McCullough has stated that he intended Truman to be not only for "the Arthur Schlesingers and the academics" but instead intended the book for "your grandmother," and other common folk including present and future politicians so "they may see, even when flawed, how great a man in [the office of the President] can be."

==Reception==

After the book was published, McCullough went on a book-tour. One of the largest crowds he encountered was when he went to the Harry S. Truman Presidential Library and Museum in Independence, Missouri.

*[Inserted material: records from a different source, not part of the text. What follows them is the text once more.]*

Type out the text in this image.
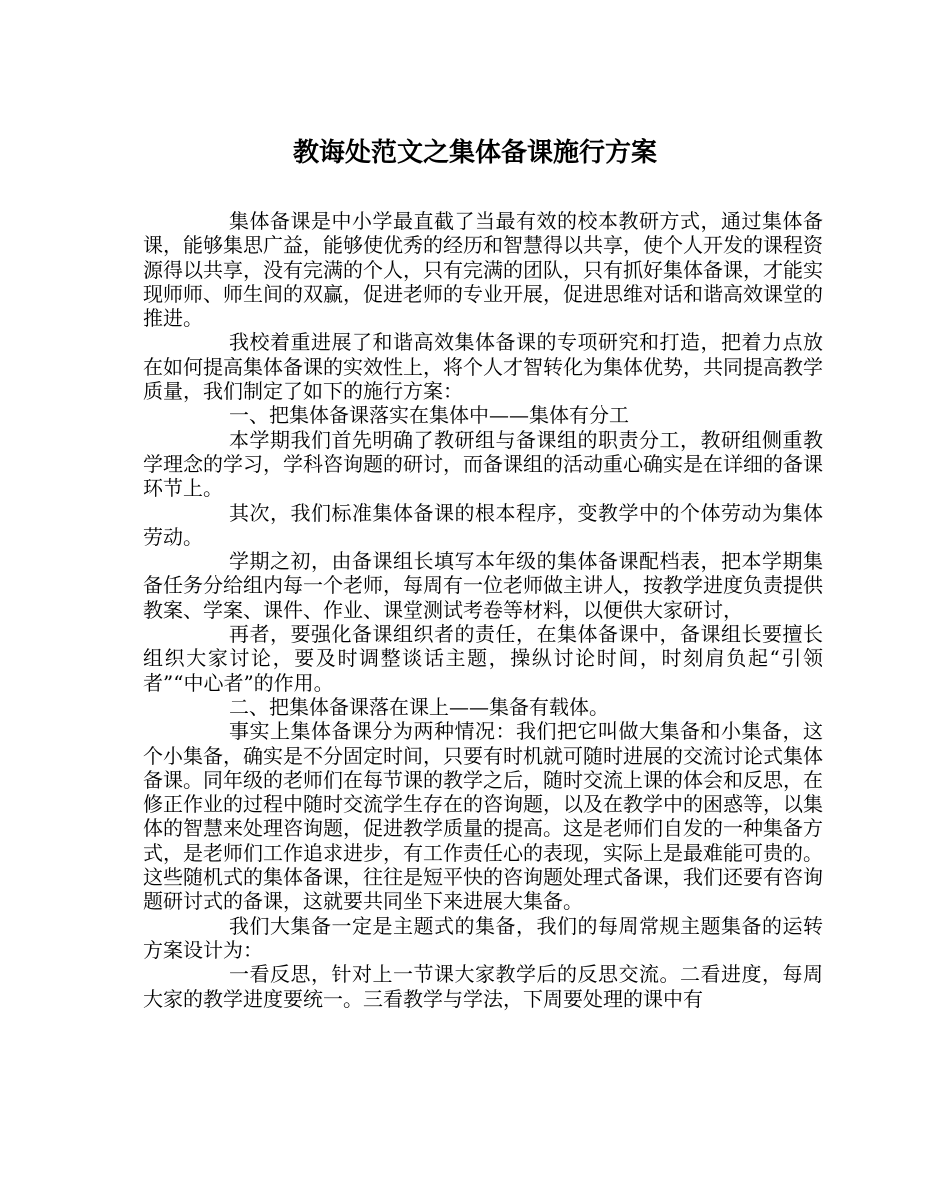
教诲处范文之集体备课施行方案

集体备课是中小学最直截了当最有效的校本教研方式，通过集体备课，能够集思广益，能够使优秀的经历和智慧得以共享，使个人开发的课程资源得以共享，没有完满的个人，只有完满的团队，只有抓好集体备课，才能实现师师、师生间的双赢，促进老师的专业开展，促进思维对话和谐高效课堂的推进。

我校着重进展了和谐高效集体备课的专项研究和打造，把着力点放在如何提高集体备课的实效性上，将个人才智转化为集体优势，共同提高教学质量，我们制定了如下的施行方案：

一、把集体备课落实在集体中——集体有分工

本学期我们首先明确了教研组与备课组的职责分工，教研组侧重教学理念的学习，学科咨询题的研讨，而备课组的活动重心确实是在详细的备课环节上。

其次，我们标准集体备课的根本程序，变教学中的个体劳动为集体劳动。

学期之初，由备课组长填写本年级的集体备课配档表，把本学期集备任务分给组内每一个老师，每周有一位老师做主讲人，按教学进度负责提供教案、学案、课件、作业、课堂测试考卷等材料，以便供大家研讨，

再者，要强化备课组织者的责任，在集体备课中，备课组长要擅长组织大家讨论，要及时调整谈话主题，操纵讨论时间，时刻肩负起“引领者”“中心者”的作用。

二、把集体备课落在课上——集备有载体。

事实上集体备课分为两种情况：我们把它叫做大集备和小集备，这个小集备，确实是不分固定时间，只要有时机就可随时进展的交流讨论式集体备课。同年级的老师们在每节课的教学之后，随时交流上课的体会和反思，在修正作业的过程中随时交流学生存在的咨询题，以及在教学中的困惑等，以集体的智慧来处理咨询题，促进教学质量的提高。这是老师们自发的一种集备方式，是老师们工作追求进步，有工作责任心的表现，实际上是最难能可贵的。这些随机式的集体备课，往往是短平快的咨询题处理式备课，我们还要有咨询题研讨式的备课，这就要共同坐下来进展大集备。

我们大集备一定是主题式的集备，我们的每周常规主题集备的运转方案设计为：

一看反思，针对上一节课大家教学后的反思交流。二看进度，每周大家的教学进度要统一。三看教学与学法，下周要处理的课中有
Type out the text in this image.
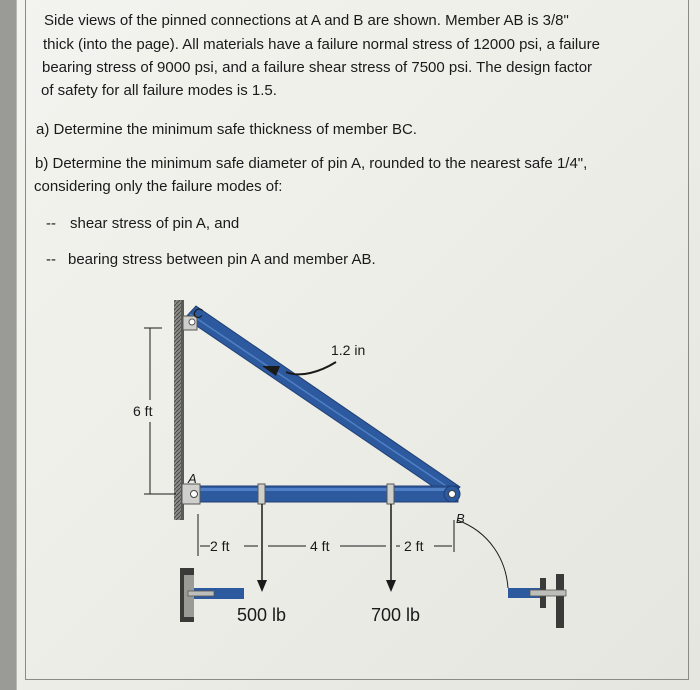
Side views of the pinned connections at A and B are shown. Member AB is 3/8"
thick (into the page). All materials have a failure normal stress of 12000 psi, a failure
bearing stress of 9000 psi, and a failure shear stress of 7500 psi. The design factor
of safety for all failure modes is 1.5.
a) Determine the minimum safe thickness of member BC.
b) Determine the minimum safe diameter of pin A, rounded to the nearest safe 1/4",
considering only the failure modes of:
-- shear stress of pin A, and
-- bearing stress between pin A and member AB.
6 ft
2 ft	4 ft	2 ft
1.2 in
C
A
B
500 lb	700 lb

Most reviewers praised the book when it came out. One notable dissent was an article in The New Republic titled "Harry of Sunnybrook Farm" by Ronald Steel, in which Steel called the book a "1000 page valentine."

Gene Lyons at Entertainment Weekly gave the book an A, stating that "No brief review can begin to do justice either to Truman or to the monumentally persuasive job McCullough has done re-creating his life and times.... Immeasurably aided by Truman's vividly written diaries and letters to his beloved wife, Bess, McCullough brings the man and his times to life with painstaking clarity."

The book won McCullough his first Pulitzer Prize, in the category of "Best Biography or Autobiography".

==Adaptation==
In 1995, the book was adapted into Truman, a television film by HBO, starring Gary Sinise as Truman.